ECONOMIE CIRCULAIRE. Une partie des terres excavées du Grand Paris va être acheminée en Normandie pour être utilisée comme remblais. L'utilisation des déchets de ce projet avait provoqué un tollé, après que des journalistes aient pointé le taux de sulfates supérieur aux normes autorisées.
Transformer des déchets en matières premières. L'idée séduit, au point que le site de l'ex-raffinerie Petroplus près de Rouen va utiliser environ 900.000 tonnes de terres excavées du chantier du métro Grand Paris pour son remblai. Une information confirmée auprès de l'AFP par Eric Branquet, l'expert à qui la société Valgo à confier le pilotage du chantier normand. Déjà 350.000 tonnes ont été importées par la Seine à Petit-Couronne sur le site où Amazon a un projet de plateforme logistique sur 16 des 52 hectares en reconversion. L'ex-site Petroplus a besoin au total de 1,1 millions de tonnes de remblai, soit 750.000 m3.
Ces terres comprennent des sulfates à un taux autorisé (4.000 à 4.500 mg/kg environ) en raison des techniques prévues pour éviter leur migration dans l'environnement, souligne l'expert. À partir de 1.000 mg/kg, une dérogation est nécessaire selon l'Etat.
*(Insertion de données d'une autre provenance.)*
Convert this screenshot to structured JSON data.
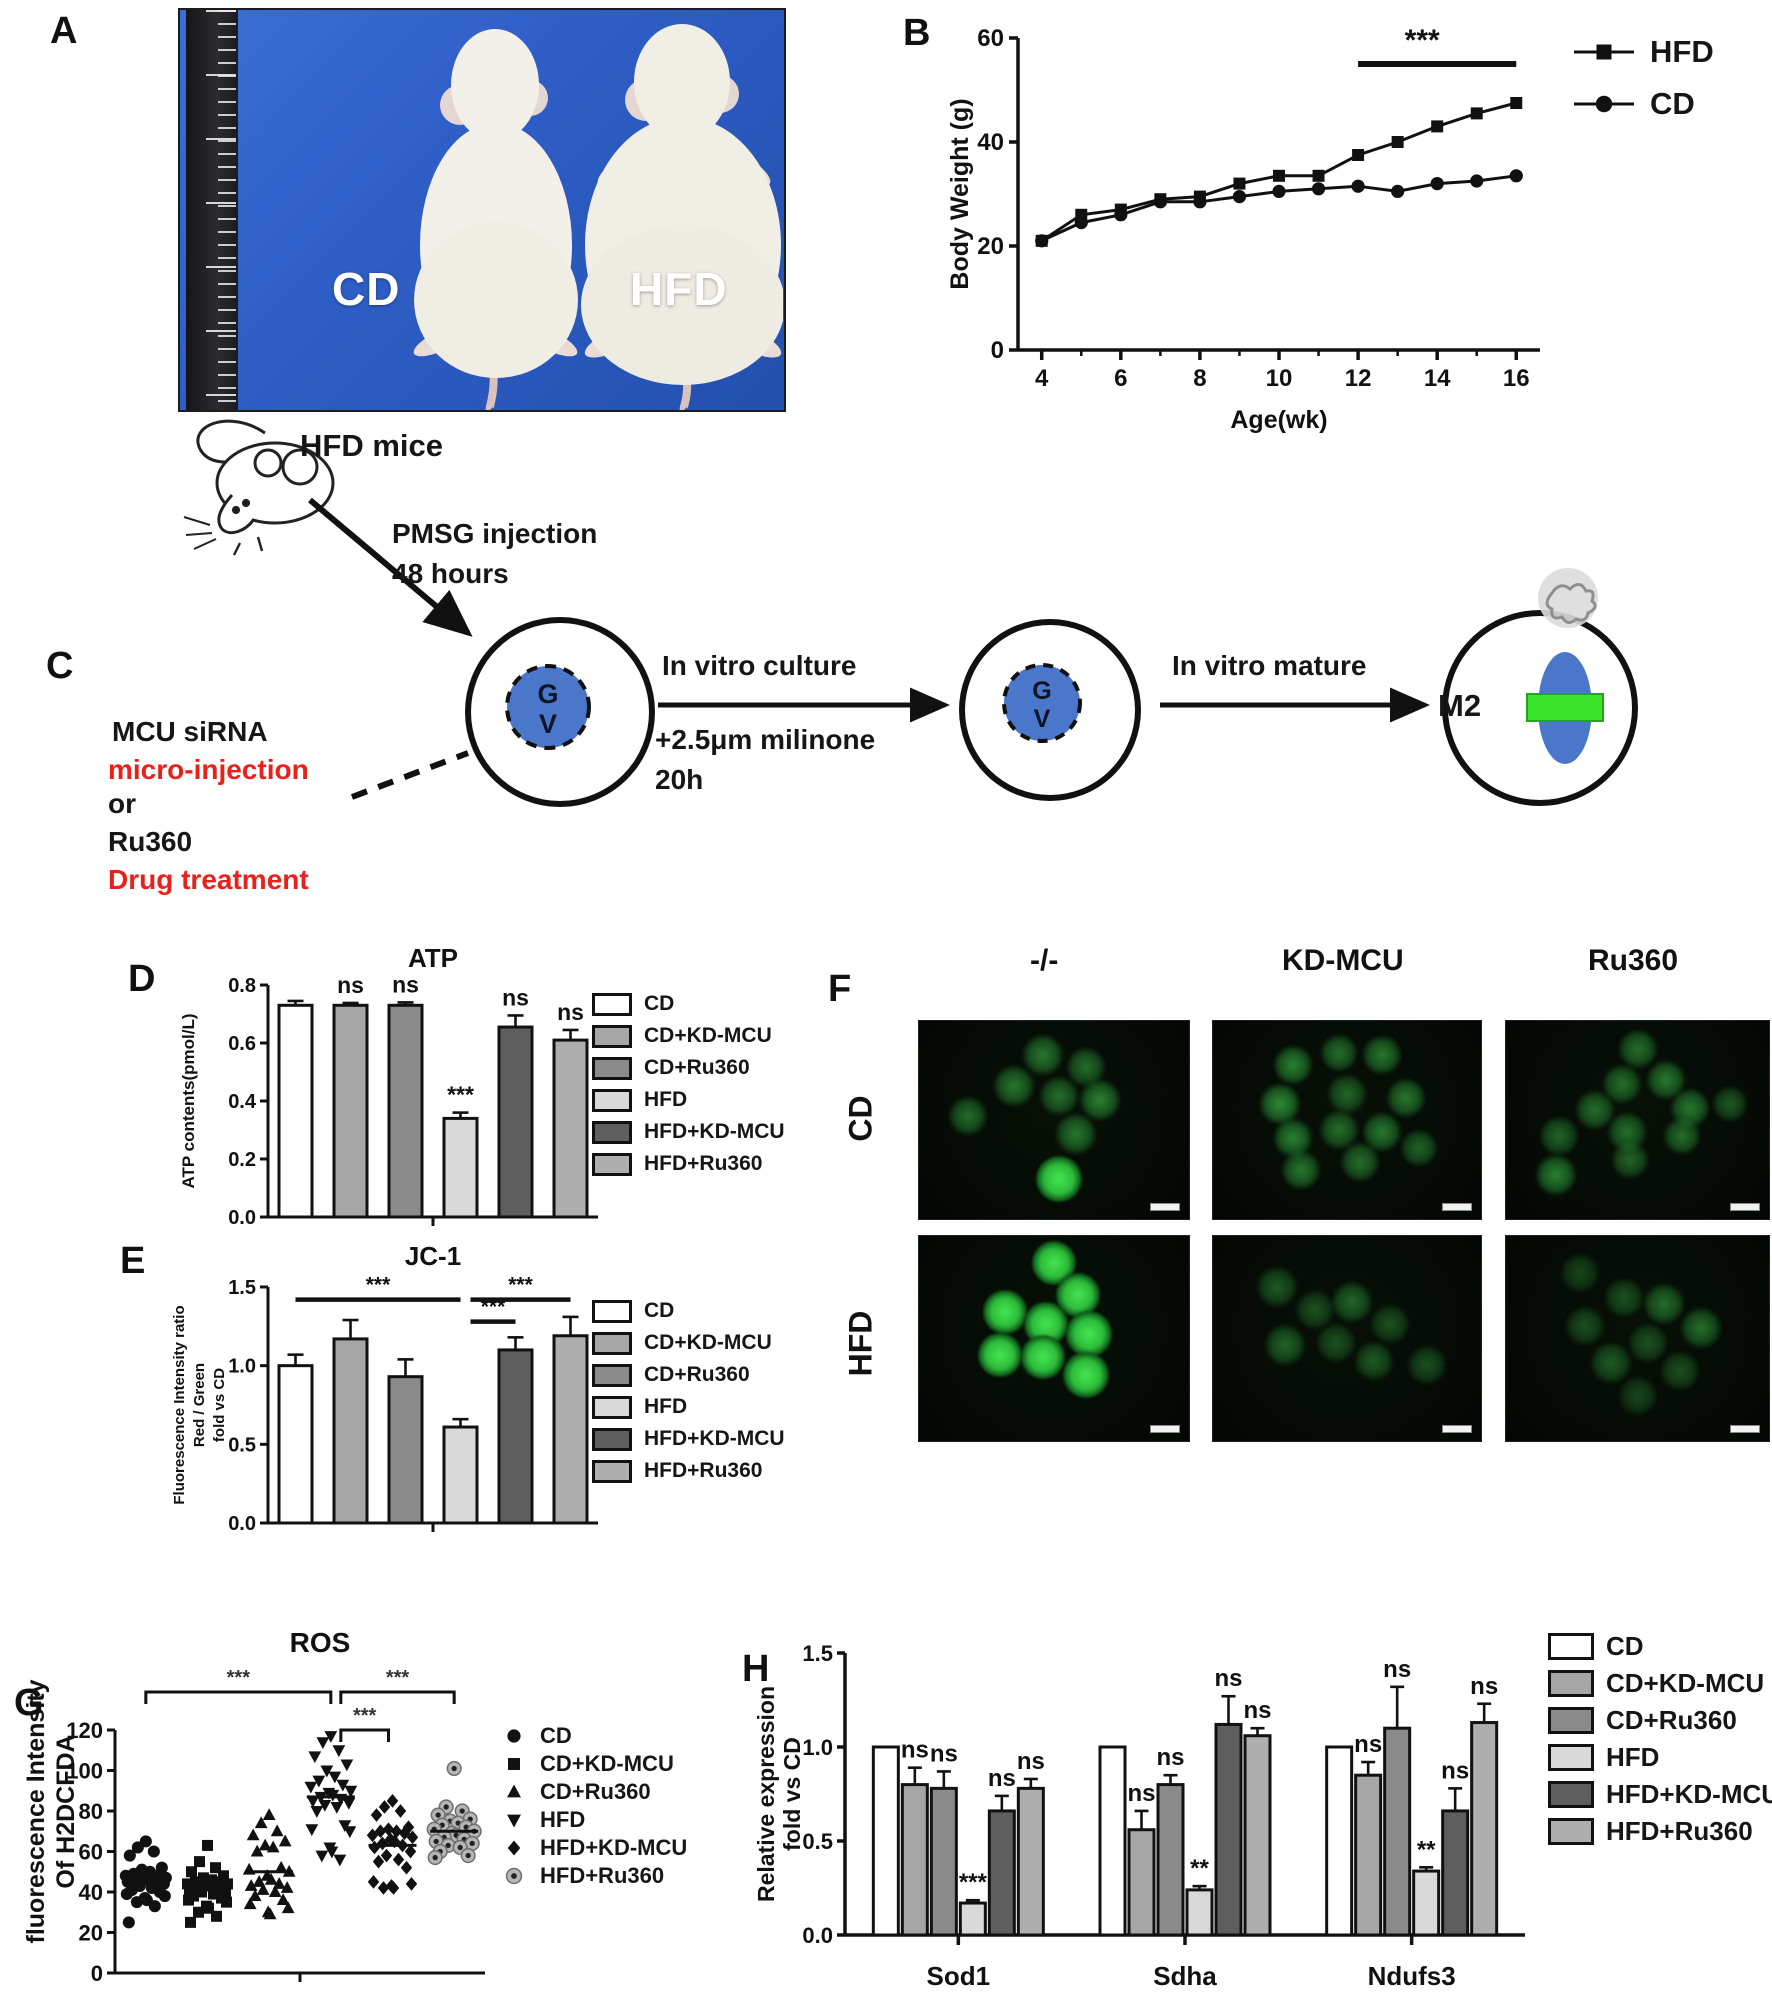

Une polémique dans la région
À quelques kilomètres du site seulement, à Cléon, l'utilisation de terres excavées du Grand Paris avait fait grand bruit en mars. L'émission "Complément d'enquête" avait trouvé des taux bien supérieurs, de 8.900 mg/kg. Suite à cela, deux conseillers départementaux Frédéric Marche (DVG) et Nadia Mezrar (PS), inquiets, avaient écrit à l'État. Les sulfates sont "une substance nocive pour l'homme dans l'eau potable", avaient-ils rappelé. Le courrier indique que 650.000 tonnes doivent y être déversées pour remblayer un lac qui jouxte la Seine et des nappes phréatiques.
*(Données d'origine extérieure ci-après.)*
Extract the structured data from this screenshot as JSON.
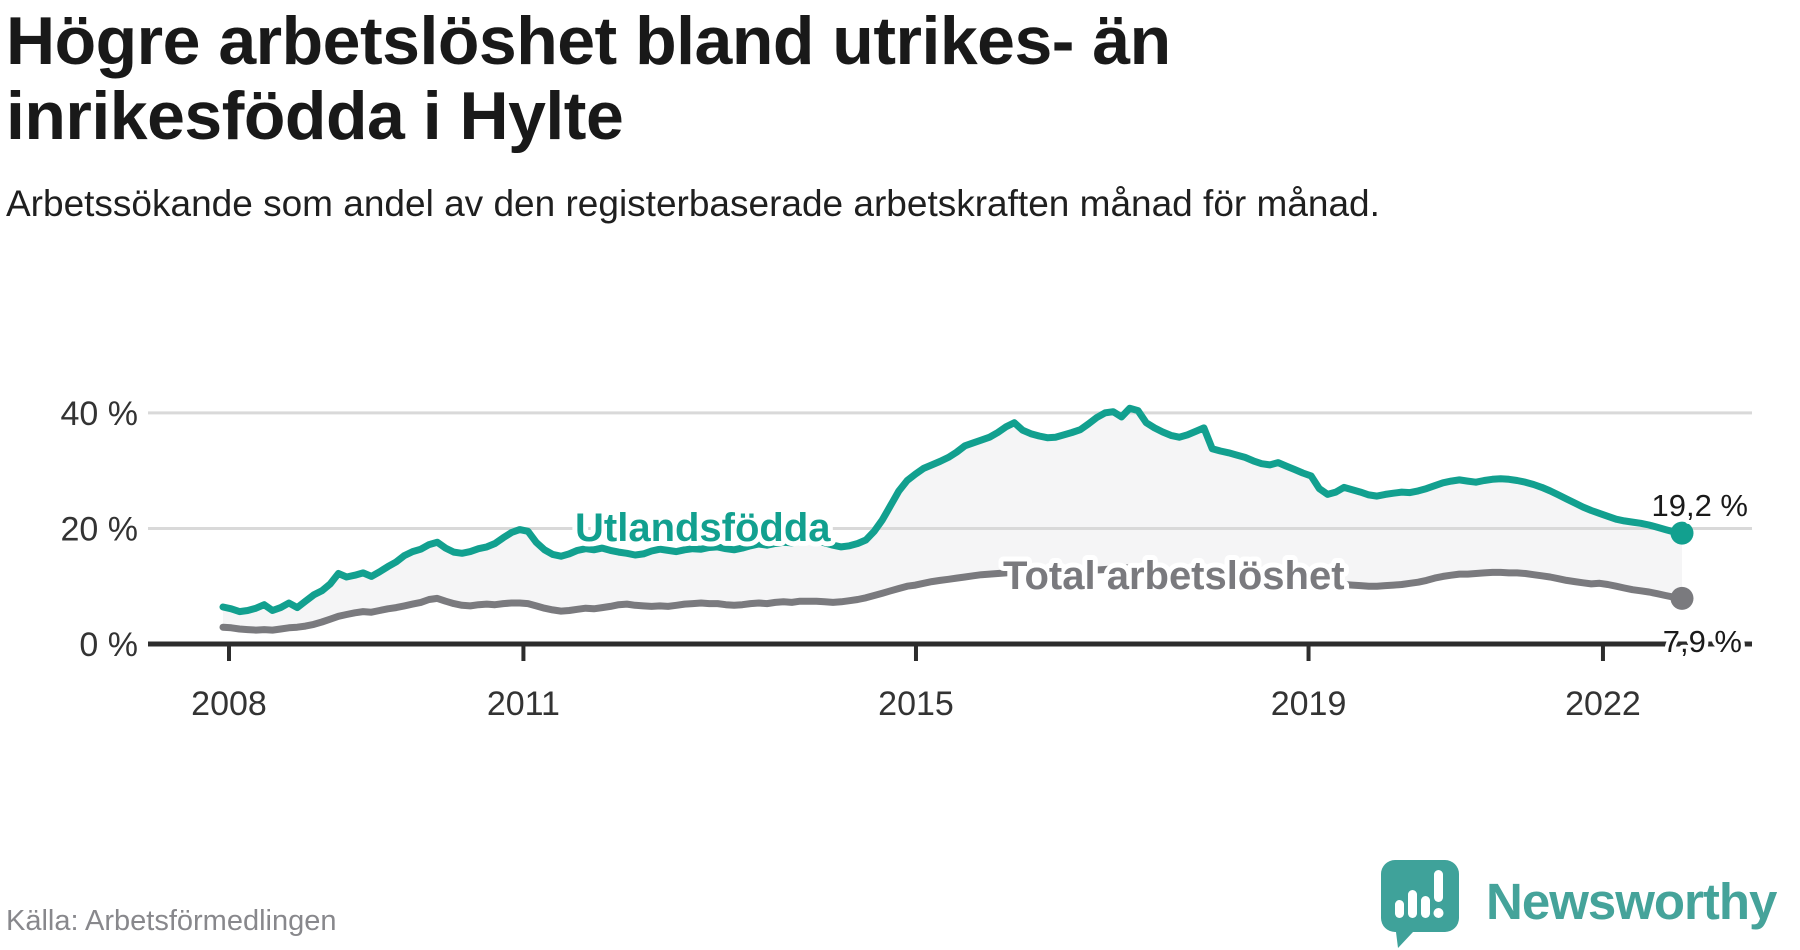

Des récents prélèvements montrant que la réglementation était respectée ont rassuré les élus, interrogés par l'AFP le 8 juillet. Ils ont tout de même admis restés "vigilants". De son côté, le mouvement Extinction Rébellion a voulu récemment alerter sur ce sujet, en organisant une action de blocage de sites industriels près de Paris le 29 juin.
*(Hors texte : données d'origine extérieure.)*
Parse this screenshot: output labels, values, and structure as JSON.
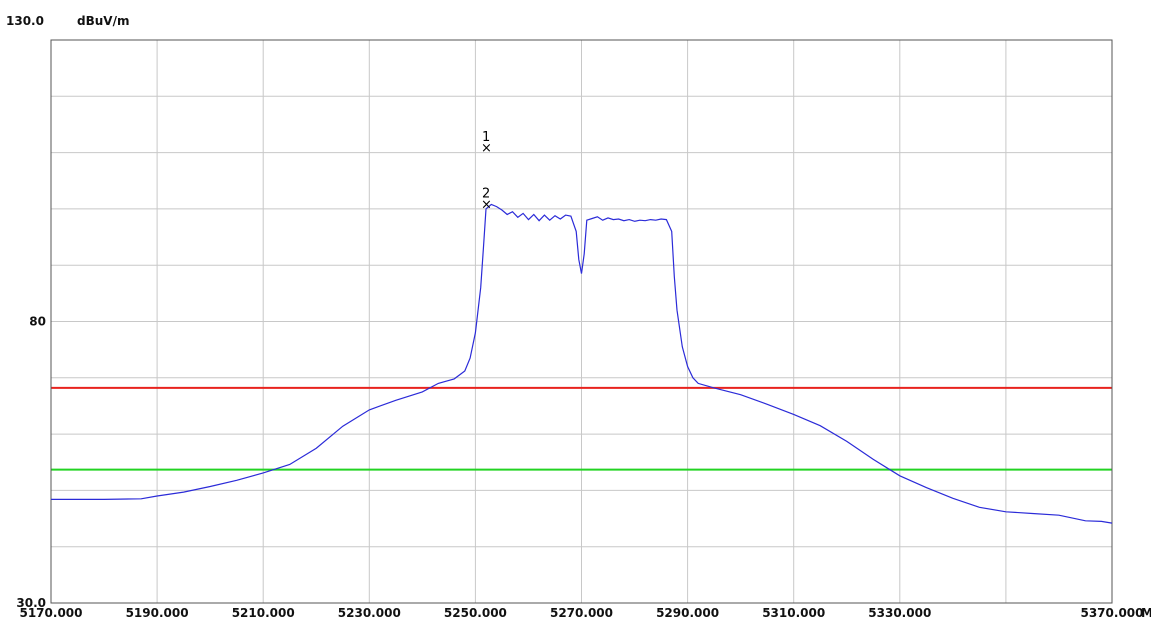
{
  "header": {
    "ymax_label": "130.0",
    "unit_label": "dBuV/m"
  },
  "chart_data": {
    "type": "line",
    "xlim": [
      5170,
      5370
    ],
    "ylim": [
      30,
      130
    ],
    "x_tick_labels": [
      {
        "value": 5170,
        "text": "5170.000"
      },
      {
        "value": 5190,
        "text": "5190.000"
      },
      {
        "value": 5210,
        "text": "5210.000"
      },
      {
        "value": 5230,
        "text": "5230.000"
      },
      {
        "value": 5250,
        "text": "5250.000"
      },
      {
        "value": 5270,
        "text": "5270.000"
      },
      {
        "value": 5290,
        "text": "5290.000"
      },
      {
        "value": 5310,
        "text": "5310.000"
      },
      {
        "value": 5330,
        "text": "5330.000"
      },
      {
        "value": 5370,
        "text": "5370.000"
      }
    ],
    "x_unit": "MHz",
    "y_tick_labels": [
      {
        "value": 130,
        "text": "130.0"
      },
      {
        "value": 80,
        "text": "80"
      },
      {
        "value": 30,
        "text": "30.0"
      }
    ],
    "grid": true,
    "grid_x_values": [
      5190,
      5210,
      5230,
      5250,
      5270,
      5290,
      5310,
      5330,
      5350
    ],
    "grid_y_values": [
      40,
      50,
      60,
      70,
      80,
      90,
      100,
      110,
      120
    ],
    "limit_lines": [
      {
        "y": 68.2,
        "color": "#e8231e"
      },
      {
        "y": 53.7,
        "color": "#22d322"
      }
    ],
    "series": [
      {
        "color": "#2b2bd8",
        "points": [
          [
            5170,
            48.4
          ],
          [
            5180,
            48.4
          ],
          [
            5187,
            48.5
          ],
          [
            5190,
            49.0
          ],
          [
            5195,
            49.7
          ],
          [
            5200,
            50.7
          ],
          [
            5205,
            51.8
          ],
          [
            5210,
            53.1
          ],
          [
            5215,
            54.6
          ],
          [
            5220,
            57.5
          ],
          [
            5225,
            61.4
          ],
          [
            5230,
            64.3
          ],
          [
            5235,
            66.0
          ],
          [
            5240,
            67.5
          ],
          [
            5243,
            69.0
          ],
          [
            5246,
            69.8
          ],
          [
            5248,
            71.2
          ],
          [
            5249,
            73.5
          ],
          [
            5250,
            78.0
          ],
          [
            5251,
            86.0
          ],
          [
            5251.5,
            93.0
          ],
          [
            5252,
            100.0
          ],
          [
            5253,
            100.8
          ],
          [
            5254,
            100.4
          ],
          [
            5255,
            99.8
          ],
          [
            5256,
            99.0
          ],
          [
            5257,
            99.5
          ],
          [
            5258,
            98.5
          ],
          [
            5259,
            99.2
          ],
          [
            5260,
            98.1
          ],
          [
            5261,
            99.0
          ],
          [
            5262,
            97.9
          ],
          [
            5263,
            98.9
          ],
          [
            5264,
            98.0
          ],
          [
            5265,
            98.8
          ],
          [
            5266,
            98.2
          ],
          [
            5267,
            98.9
          ],
          [
            5268,
            98.7
          ],
          [
            5269,
            96.0
          ],
          [
            5269.5,
            91.0
          ],
          [
            5270,
            88.5
          ],
          [
            5270.5,
            92.0
          ],
          [
            5271,
            98.0
          ],
          [
            5272,
            98.3
          ],
          [
            5273,
            98.6
          ],
          [
            5274,
            98.0
          ],
          [
            5275,
            98.4
          ],
          [
            5276,
            98.1
          ],
          [
            5277,
            98.2
          ],
          [
            5278,
            97.9
          ],
          [
            5279,
            98.1
          ],
          [
            5280,
            97.8
          ],
          [
            5281,
            98.0
          ],
          [
            5282,
            97.9
          ],
          [
            5283,
            98.1
          ],
          [
            5284,
            98.0
          ],
          [
            5285,
            98.2
          ],
          [
            5286,
            98.1
          ],
          [
            5287,
            96.0
          ],
          [
            5287.5,
            88.0
          ],
          [
            5288,
            82.0
          ],
          [
            5289,
            75.5
          ],
          [
            5290,
            72.0
          ],
          [
            5291,
            70.0
          ],
          [
            5292,
            69.0
          ],
          [
            5295,
            68.2
          ],
          [
            5300,
            67.0
          ],
          [
            5305,
            65.3
          ],
          [
            5310,
            63.5
          ],
          [
            5315,
            61.5
          ],
          [
            5320,
            58.7
          ],
          [
            5325,
            55.5
          ],
          [
            5330,
            52.6
          ],
          [
            5335,
            50.5
          ],
          [
            5340,
            48.6
          ],
          [
            5345,
            47.0
          ],
          [
            5350,
            46.2
          ],
          [
            5355,
            45.9
          ],
          [
            5360,
            45.6
          ],
          [
            5365,
            44.6
          ],
          [
            5368,
            44.5
          ],
          [
            5370,
            44.2
          ]
        ]
      }
    ],
    "markers": [
      {
        "label": "1",
        "x": 5252,
        "y": 111.0
      },
      {
        "label": "2",
        "x": 5252,
        "y": 101.0
      }
    ]
  }
}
40 millions d'euros pour dépolluer le site
Si Eric Branquet assure comprendre l'inquiétude liée au cas de Cléon, il affirme que celui de Petit-Couronne n'a rien à voir. Après remblais, l'eau de la nappe phréatique "sera à huit mètres sous nos pieds" et les remblais sont "compactés" de sorte que "quand il pleut, l'eau ne pénètre pas et donc il n'y a plus de risque de mobilisation des sulfates", détaille-t-il. Les remblais permettront d'aplanir le site et d'élever le niveau du sol d'au moins 50 cm, ce afin de l'éloigner de la pollution résiduelle sous-terraine de la raffinerie. Un peu plus de 2.000 m3 d'hydrocarbures ont été pompés dans la nappe.
Pour Eric Branquet, recycler ces terres est une bonne chose, puisque cela permet d'éviter de prendre des terres naturelles qu'il faudrait, de plus, acheminer par camion, alors que les remblais du Grand Paris sont amenés par la Seine. Cela représente également une grosse économie pour Valgo car les remblais non recyclés lui coûteraient 15 millions d'euros. "Si vous devez payer des sommes gigantesques de matériaux pour remblayer, l'économie du recyclage de la friche n'est plus possible", estime l'expert. Au total, 40 millions d'euros sont nécessaires pour dépolluer l'ex-raffinerie. 2.000 à 3.000 emplois devraient être créés grâce à la reconversion de la friche. Le chantier du Grand-Paris doit produire 23 millions de m3 de terres excavées, selon l'État.